Le département d’État américain développe un portail en ligne destiné à permettre aux internautes en Europe et ailleurs d’accéder à des contenus interdits par leurs gouvernements, notamment des discours qualifiés de haineux ou de propagande terroriste, selon trois sources proches du dossier citées par Reuters. Washington présente cette initiative comme un moyen de lutter contre la censure.
Le site, qui serait hébergé à l’adresse « freedom.gov », pourrait inclure une fonctionnalité de réseau privé virtuel (VPN) afin que le trafic des utilisateurs apparaisse comme provenant des États-Unis. Selon l’une des sources, l’activité des utilisateurs ne serait pas suivie. Le projet est piloté par la sous-secrétaire d’État à la diplomatie publique, Sarah Rogers, et devait être dévoilé lors de la Conférence de Munich sur la sécurité la semaine dernière, avant d’être reporté.
Reuters n’a pas été en mesure de déterminer les raisons du report. Deux des sources ont toutefois indiqué que certains responsables du département d’État, y compris des juristes, avaient exprimé des réserves concernant le projet, sans en préciser la nature.

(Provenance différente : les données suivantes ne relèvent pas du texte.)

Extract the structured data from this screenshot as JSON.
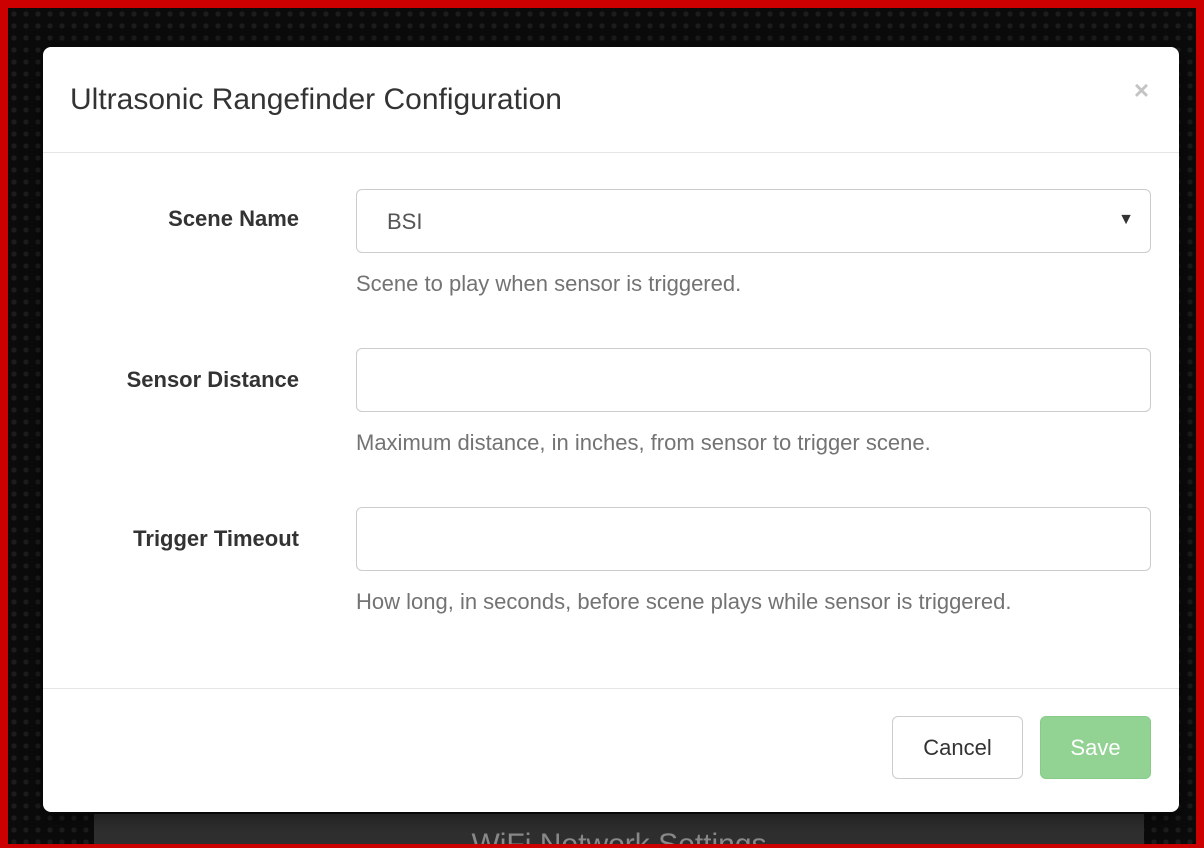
{
  "background": {
    "panel_title": "WiFi Network Settings"
  },
  "modal": {
    "title": "Ultrasonic Rangefinder Configuration",
    "close_glyph": "×"
  },
  "form": {
    "scene_name": {
      "label": "Scene Name",
      "value": "BSI",
      "help": "Scene to play when sensor is triggered."
    },
    "sensor_distance": {
      "label": "Sensor Distance",
      "value": "",
      "help": "Maximum distance, in inches, from sensor to trigger scene."
    },
    "trigger_timeout": {
      "label": "Trigger Timeout",
      "value": "",
      "help": "How long, in seconds, before scene plays while sensor is triggered."
    }
  },
  "footer": {
    "cancel_label": "Cancel",
    "save_label": "Save"
  },
  "colors": {
    "frame": "#cc0000",
    "save_button": "#92d394",
    "help_text": "#737373"
  }
}
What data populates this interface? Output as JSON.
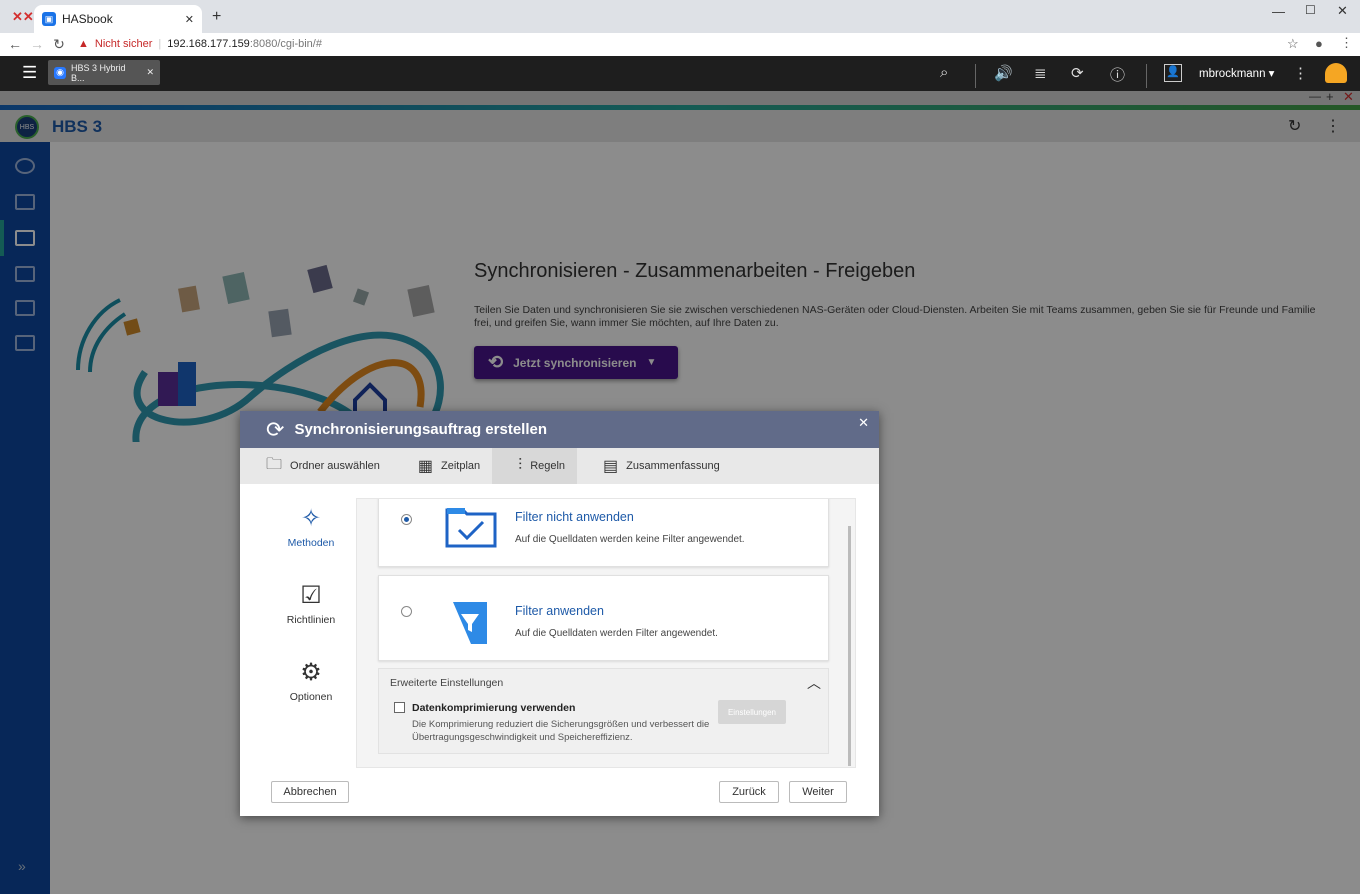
{
  "browser": {
    "tab_title": "HASbook",
    "security_label": "Nicht sicher",
    "url_host": "192.168.177.159",
    "url_rest": ":8080/cgi-bin/#"
  },
  "qts": {
    "app_tab": "HBS 3 Hybrid B...",
    "user": "mbrockmann ▾"
  },
  "app": {
    "name": "HBS 3"
  },
  "hero": {
    "title": "Synchronisieren - Zusammenarbeiten - Freigeben",
    "description": "Teilen Sie Daten und synchronisieren Sie sie zwischen verschiedenen NAS-Geräten oder Cloud-Diensten. Arbeiten Sie mit Teams zusammen, geben Sie sie für Freunde und Familie frei, und greifen Sie, wann immer Sie möchten, auf Ihre Daten zu.",
    "button": "Jetzt synchronisieren"
  },
  "dialog": {
    "title": "Synchronisierungsauftrag erstellen",
    "steps": [
      "Ordner auswählen",
      "Zeitplan",
      "Regeln",
      "Zusammenfassung"
    ],
    "active_step": "Regeln",
    "nav": [
      "Methoden",
      "Richtlinien",
      "Optionen"
    ],
    "options": [
      {
        "title": "Filter nicht anwenden",
        "desc": "Auf die Quelldaten werden keine Filter angewendet.",
        "selected": true
      },
      {
        "title": "Filter anwenden",
        "desc": "Auf die Quelldaten werden Filter angewendet.",
        "selected": false
      }
    ],
    "advanced": {
      "title": "Erweiterte Einstellungen",
      "checkbox_label": "Datenkomprimierung verwenden",
      "checkbox_desc": "Die Komprimierung reduziert die Sicherungsgrößen und verbessert die Übertragungsgeschwindigkeit und Speichereffizienz.",
      "settings_btn": "Einstellungen"
    },
    "buttons": {
      "cancel": "Abbrechen",
      "back": "Zurück",
      "next": "Weiter"
    }
  },
  "colors": {
    "accent": "#1e5aa8",
    "sync_button": "#4a148c",
    "sidebar": "#0d47a1"
  }
}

Un porte-parole du département d’État a déclaré que le gouvernement américain ne disposait pas d’un programme spécifique de contournement de la censure visant l’Europe, tout en affirmant que « la liberté numérique est une priorité » et inclut « la prolifération de technologies de confidentialité et de contournement de la censure comme les VPN ». Il a nié tout report d’annonce et contesté l’existence d’inquiétudes internes.
L’initiative pourrait accentuer les tensions entre l’administration du président Donald Trump et plusieurs alliés européens, déjà mises à l’épreuve par des différends commerciaux, la guerre en Ukraine et les déclarations de Washington sur le Groenland. Le portail placerait également les États-Unis dans une position inhabituelle, en semblant encourager des citoyens étrangers à contourner les lois de leurs propres pays.
Les divergences transatlantiques sur la liberté d’expression sont anciennes. Aux États-Unis, la Constitution protège très largement la liberté d’expression. En Europe, en revanche, les restrictions découlent en partie de la volonté d’empêcher toute résurgence de propagandes extrémistes, notamment celles ayant alimenté le nazisme. L’Union européenne impose ainsi, à travers un ensemble de règlements et de lois adoptés depuis 2008, des obligations strictes aux grandes plateformes comme Meta Platforms Inc (maison mère de Facebook) ou X, en matière de retrait rapide de contenus considérés comme illégaux, haineux ou constitutifs de désinformation.
L’administration Trump a fait de la défense de la liberté d’expression, en particulier contre ce qu’elle considère comme la marginalisation de voix conservatrices en ligne, un axe central de sa politique étrangère, y compris en Europe et au Brésil. Le projet « freedom.gov » s’inscrirait dans cette stratégie, au risque de raviver les frictions avec les régulateurs européens.